"filterwarnings"
Peter Otten
__peter__ at web.de
Wed Aug 26 03:32:31 EDT 2020
Stefan Ram wrote:
> I'm not sure I understand "filterwarnings" correctly.
> It does not suppress the warning within the "with" statement below.
> Outside of the "with" statement, it does work, but according
> to sources it also should work within the "with" statement.
>
> Console transcript:
>
> |Python 3.9....
> |Type "help", "copyright", "credits" or "license" for more information.
> |>>> import warnings
> |>>> with warnings.catch_warnings():
> |... warnings.filterwarnings("ignore", category=SyntaxWarning)
> |... print( 1 is 1 )
> |...
> |<stdin>:3: SyntaxWarning: "is" with a literal. Did you mean "=="?
> |True
> |>>> warnings.filterwarnings("ignore", category=SyntaxWarning)
> |>>> print( 1 is 1 )
> |True
>
> How could I make "filterwarnings" work inside the "with" statement?
> TIA!
It does work already:
>>> with warnings.catch_warnings():
... warnings.filterwarnings("ignore", category=UserWarning)

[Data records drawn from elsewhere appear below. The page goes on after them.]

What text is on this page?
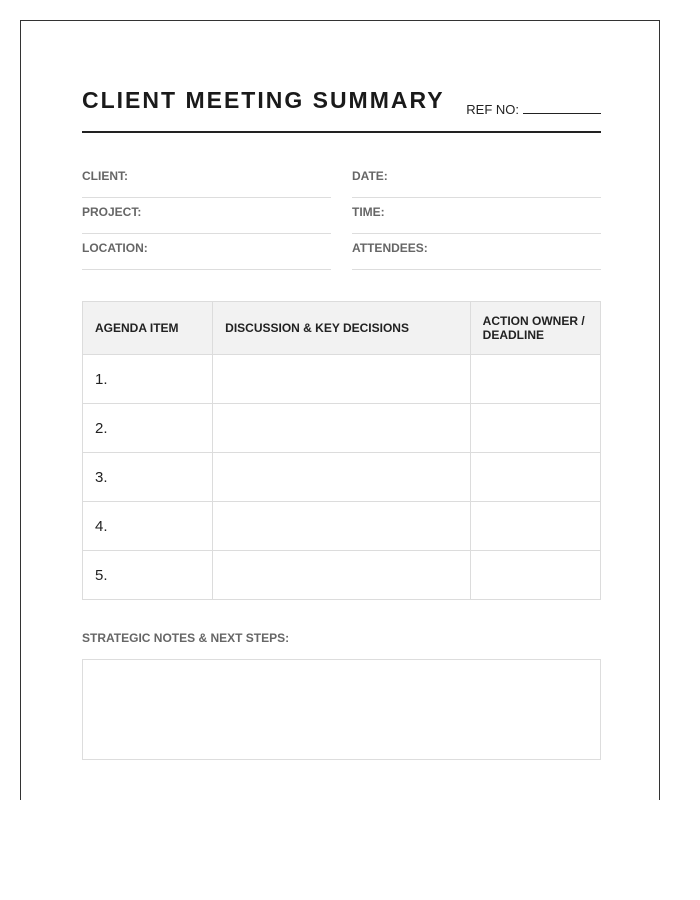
CLIENT MEETING SUMMARY REF NO:
CLIENT:
PROJECT:
LOCATION:
DATE:
TIME:
ATTENDEES:
AGENDA ITEM	DISCUSSION & KEY DECISIONS	ACTION OWNER / DEADLINE
1.		
2.		
3.		
4.		
5.		
STRATEGIC NOTES & NEXT STEPS:
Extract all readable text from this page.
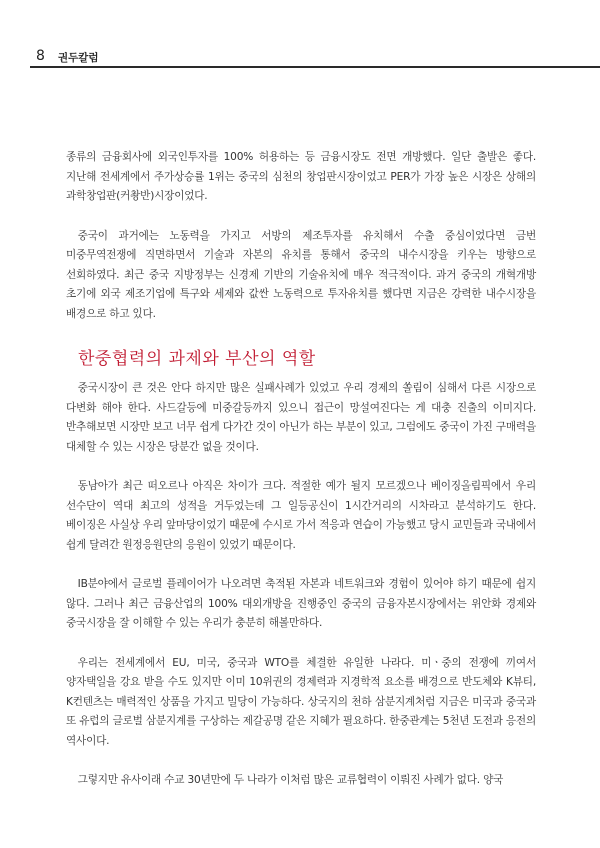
8 권두칼럼

종류의 금융회사에 외국인투자를 100% 허용하는 등 금융시장도 전면 개방했다. 일단 출발은 좋다. 지난해 전세계에서 주가상승률 1위는 중국의 심천의 창업판시장이었고 PER가 가장 높은 시장은 상해의 과학창업판(커촹반)시장이었다.

중국이 과거에는 노동력을 가지고 서방의 제조투자를 유치해서 수출 중심이었다면 금번 미중무역전쟁에 직면하면서 기술과 자본의 유치를 통해서 중국의 내수시장을 키우는 방향으로 선회하였다. 최근 중국 지방정부는 신경제 기반의 기술유치에 매우 적극적이다. 과거 중국의 개혁개방 초기에 외국 제조기업에 특구와 세제와 값싼 노동력으로 투자유치를 했다면 지금은 강력한 내수시장을 배경으로 하고 있다.

한중협력의 과제와 부산의 역할

중국시장이 큰 것은 안다 하지만 많은 실패사례가 있었고 우리 경제의 쏠림이 심해서 다른 시장으로 다변화 해야 한다. 사드갈등에 미중갈등까지 있으니 접근이 망설여진다는 게 대충 진출의 이미지다. 반추해보면 시장만 보고 너무 쉽게 다가간 것이 아닌가 하는 부분이 있고, 그럼에도 중국이 가진 구매력을 대체할 수 있는 시장은 당분간 없을 것이다.

동남아가 최근 떠오르나 아직은 차이가 크다. 적절한 예가 될지 모르겠으나 베이징올림픽에서 우리 선수단이 역대 최고의 성적을 거두었는데 그 일등공신이 1시간거리의 시차라고 분석하기도 한다. 베이징은 사실상 우리 앞마당이었기 때문에 수시로 가서 적응과 연습이 가능했고 당시 교민들과 국내에서 쉽게 달려간 원정응원단의 응원이 있었기 때문이다.

IB분야에서 글로벌 플레이어가 나오려면 축적된 자본과 네트워크와 경험이 있어야 하기 때문에 쉽지 않다. 그러나 최근 금융산업의 100% 대외개방을 진행중인 중국의 금융자본시장에서는 위안화 경제와 중국시장을 잘 이해할 수 있는 우리가 충분히 해볼만하다.

우리는 전세계에서 EU, 미국, 중국과 WTO를 체결한 유일한 나라다. 미ㆍ중의 전쟁에 끼여서 양자택일을 강요 받을 수도 있지만 이미 10위권의 경제력과 지경학적 요소를 배경으로 반도체와 K뷰티, K컨텐츠는 매력적인 상품을 가지고 밀당이 가능하다. 상국지의 천하 삼분지계처럼 지금은 미국과 중국과 또 유럽의 글로벌 삼분지계를 구상하는 제갈공명 같은 지혜가 필요하다. 한중관계는 5천년 도전과 응전의 역사이다.

그렇지만 유사이래 수교 30년만에 두 나라가 이처럼 많은 교류협력이 이뤄진 사례가 없다. 양국
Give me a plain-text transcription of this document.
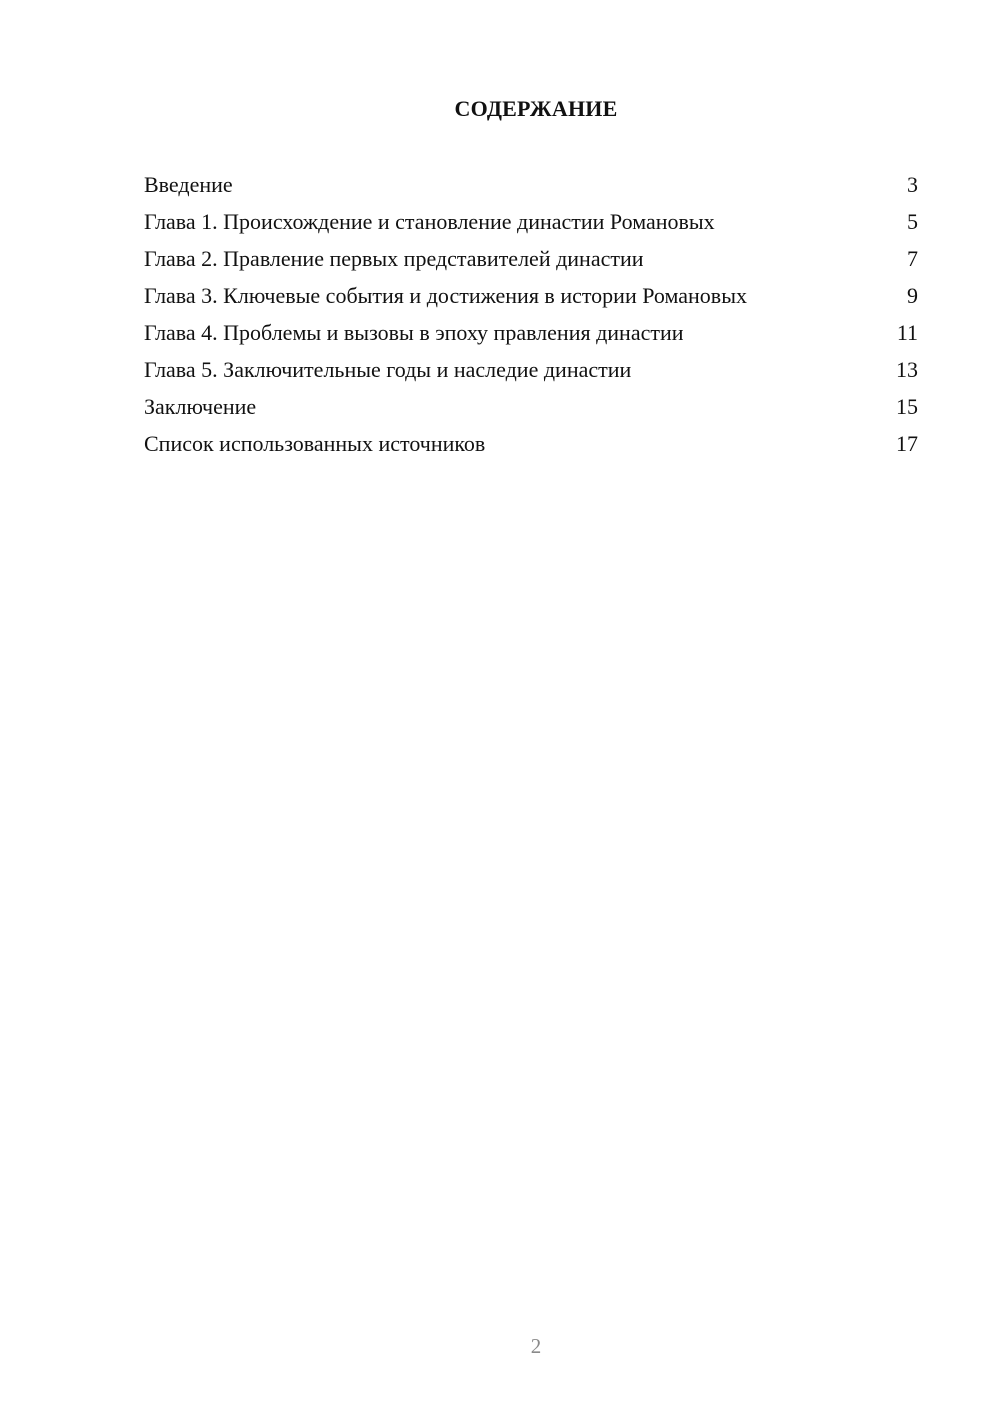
СОДЕРЖАНИЕ
Введение	3
Глава 1. Происхождение и становление династии Романовых	5
Глава 2. Правление первых представителей династии	7
Глава 3. Ключевые события и достижения в истории Романовых	9
Глава 4. Проблемы и вызовы в эпоху правления династии	11
Глава 5. Заключительные годы и наследие династии	13
Заключение	15
Список использованных источников	17
2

... warnings.warn("yadda")
...
>>> warnings.warn("yadda")
<stdin>:1: UserWarning: yadda
The problem is that you picked the wrong category. As SyntaxWarnings are
issued during compilation you need to trigger a compilation to see the
effect:
>>> with warnings.catch_warnings():
... warnings.filterwarnings("ignore", category=SyntaxWarning)
... exec("1 is 1")
...
>>> exec("1 is 1")
<string>:1: SyntaxWarning: "is" with a literal. Did you mean "=="?